Distance, Light & Sky, Gold Coast (Glitterhouse)

En matière de musique comme en toute chose, l’évidence ne s’impose pas toujours avec la brutalité instantanée du coup de foudre. Elle finit parfois par surgir au terme d’un cheminement tortueux, parsemé d’erreurs et de doutes. En l’occurrence, tout a commencé par une première rencontre manquée lorsque, sollicité pour chroniquer à sa sortie Casting Nets (2014), le premier album de Distance, Light & Sky, j’avais choisi de décliner.

Superficiellement rebuté par l’austérité de ce folk aux longs méandres atmosphériques, pas assez attentif ou patient pour en saisir à chaud la puissance inspirée, j’avais alors sans doute préféré concentrer mon attention sur d’autres œuvres au charme plus clinquant mais dont le souvenir s’est bien vite estompé. Aucun des noms figurant au générique n’était parvenu à retenir davantage mon attention défaillante, pas même celui de Chris Eckman. Pourtant, au fil des mois et des écoutes,  les premières compositions du trio que le leader de The Walkabouts  forme désormais avec la chanteuse néerlandaise Chantal Acda et le percussionniste de jazz Eric Thielemans s’étaient peu à peu incrustées en haut des piles de disques vacillantes, émergeant comme par miracle du magma bordélique provoqué par plusieurs décennies d’accumulation incontrôlée et amplifié par les déménagements successifs. La faute originelle étant dûment avouée, l’occasion d’obtenir l’autre moitié du pardon se présente aujourd’hui sous la forme d’un second album tout aussi remarquable – peut-être même davantage – que le précédent.
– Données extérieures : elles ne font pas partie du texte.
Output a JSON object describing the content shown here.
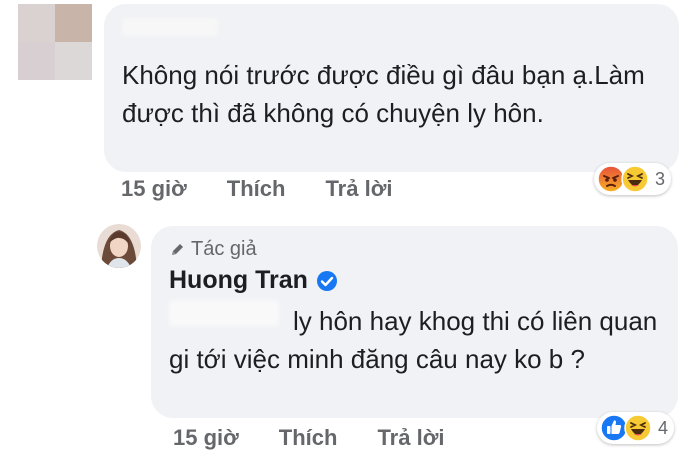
{
  "comment": {
    "text": "Không nói trước được điều gì đâu bạn ạ.Làm được thì đã không có chuyện ly hôn.",
    "time": "15 giờ",
    "like_label": "Thích",
    "reply_label": "Trả lời",
    "reaction_count": "3",
    "reactions": [
      "angry-icon",
      "haha-icon"
    ]
  },
  "reply": {
    "author_tag": "Tác giả",
    "author_name": "Huong Tran",
    "text": "ly hôn hay khog thi có liên quan gi tới việc minh đăng câu nay ko b ?",
    "time": "15 giờ",
    "like_label": "Thích",
    "reply_label": "Trả lời",
    "reaction_count": "4",
    "reactions": [
      "like-icon",
      "haha-icon"
    ]
  },
  "colors": {
    "bubble": "#f0f2f5",
    "meta_text": "#65676b",
    "verified": "#1877f2"
  }
}
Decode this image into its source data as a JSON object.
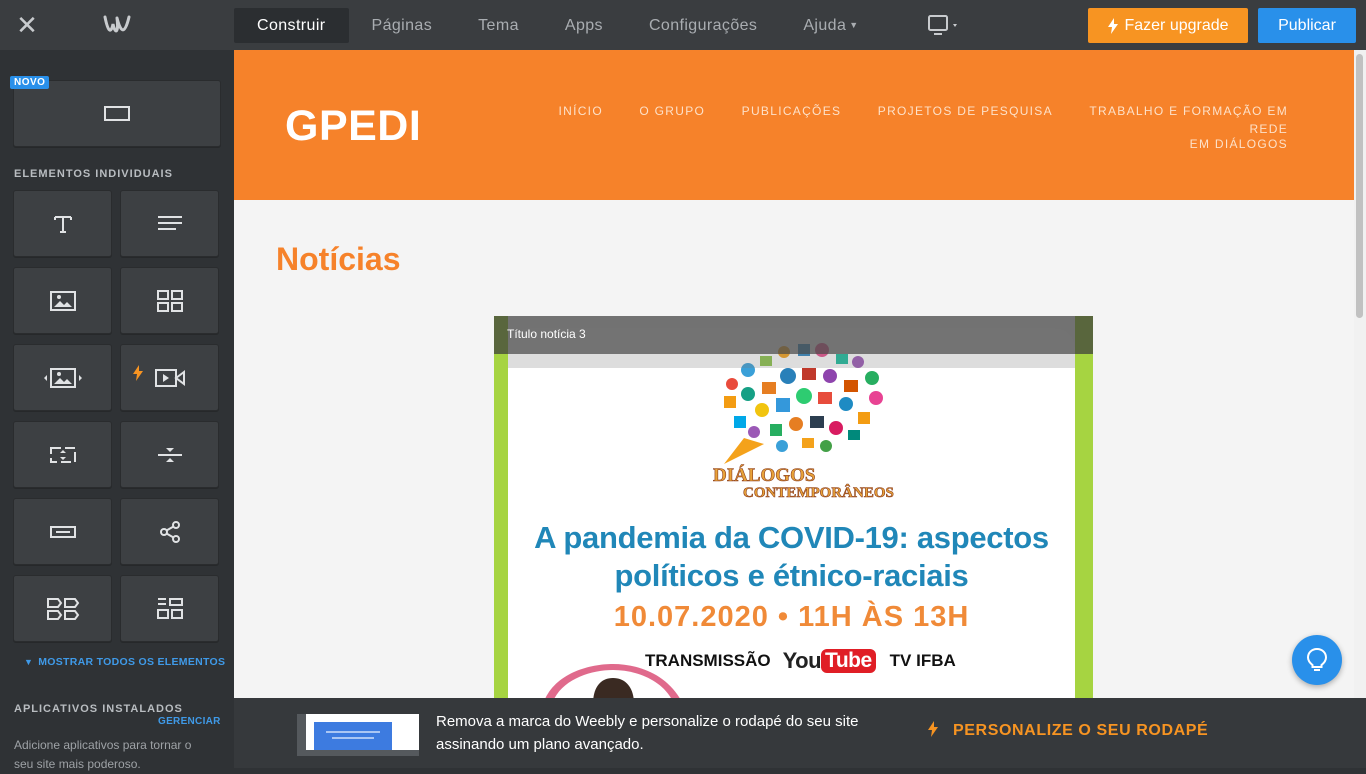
{
  "topbar": {
    "nav": [
      {
        "label": "Construir",
        "active": true
      },
      {
        "label": "Páginas"
      },
      {
        "label": "Tema"
      },
      {
        "label": "Apps"
      },
      {
        "label": "Configurações"
      },
      {
        "label": "Ajuda"
      }
    ],
    "upgrade_label": "Fazer upgrade",
    "publish_label": "Publicar"
  },
  "sidebar": {
    "new_badge": "NOVO",
    "section_individual": "ELEMENTOS INDIVIDUAIS",
    "show_all": "MOSTRAR TODOS OS ELEMENTOS",
    "section_apps": "APLICATIVOS INSTALADOS",
    "manage": "GERENCIAR",
    "apps_description": "Adicione aplicativos para tornar o seu site mais poderoso."
  },
  "site": {
    "logo": "GPEDI",
    "nav_row1": [
      "INÍCIO",
      "O GRUPO",
      "PUBLICAÇÕES",
      "PROJETOS DE PESQUISA",
      "TRABALHO E FORMAÇÃO EM REDE"
    ],
    "nav_row2": [
      "EM DIÁLOGOS"
    ],
    "page_heading": "Notícias",
    "slide": {
      "caption": "Título notícia 3",
      "logo_word1": "DIÁLOGOS",
      "logo_word2": "CONTEMPORÂNEOS",
      "title_line1": "A pandemia da COVID-19: aspectos",
      "title_line2": "políticos e étnico-raciais",
      "date": "10.07.2020 • 11H ÀS 13H",
      "transmission": "TRANSMISSÃO",
      "yt_you": "You",
      "yt_tube": "Tube",
      "channel": "TV IFBA"
    }
  },
  "footer": {
    "text": "Remova a marca do Weebly e personalize o rodapé do seu site assinando um plano avançado.",
    "cta": "PERSONALIZE O SEU RODAPÉ"
  },
  "colors": {
    "accent_orange": "#f6822a",
    "publish_blue": "#2990ea",
    "slide_green": "#a6d441"
  }
}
Enregistrées du côté de Prague et dans les conditions du live, merveilleusement mises en son par le très expérimenté Phill Brown (ancien ingénieur du son des studios Island dans les années 1970), ces neuf chansons offrent au plaisir de la découverte une multitude d’échos et de nuances, de souffles subtils et de respirations inattendues qui dépassent de toute part les limites génériques du simple folk mélancolique. En témoigne notamment Slowed It To A Stop, un titre qui surprend presque par son évidence, et qui évoque par ses tonalités mélodiques les accents perdus des vieux tubes de R.E.M.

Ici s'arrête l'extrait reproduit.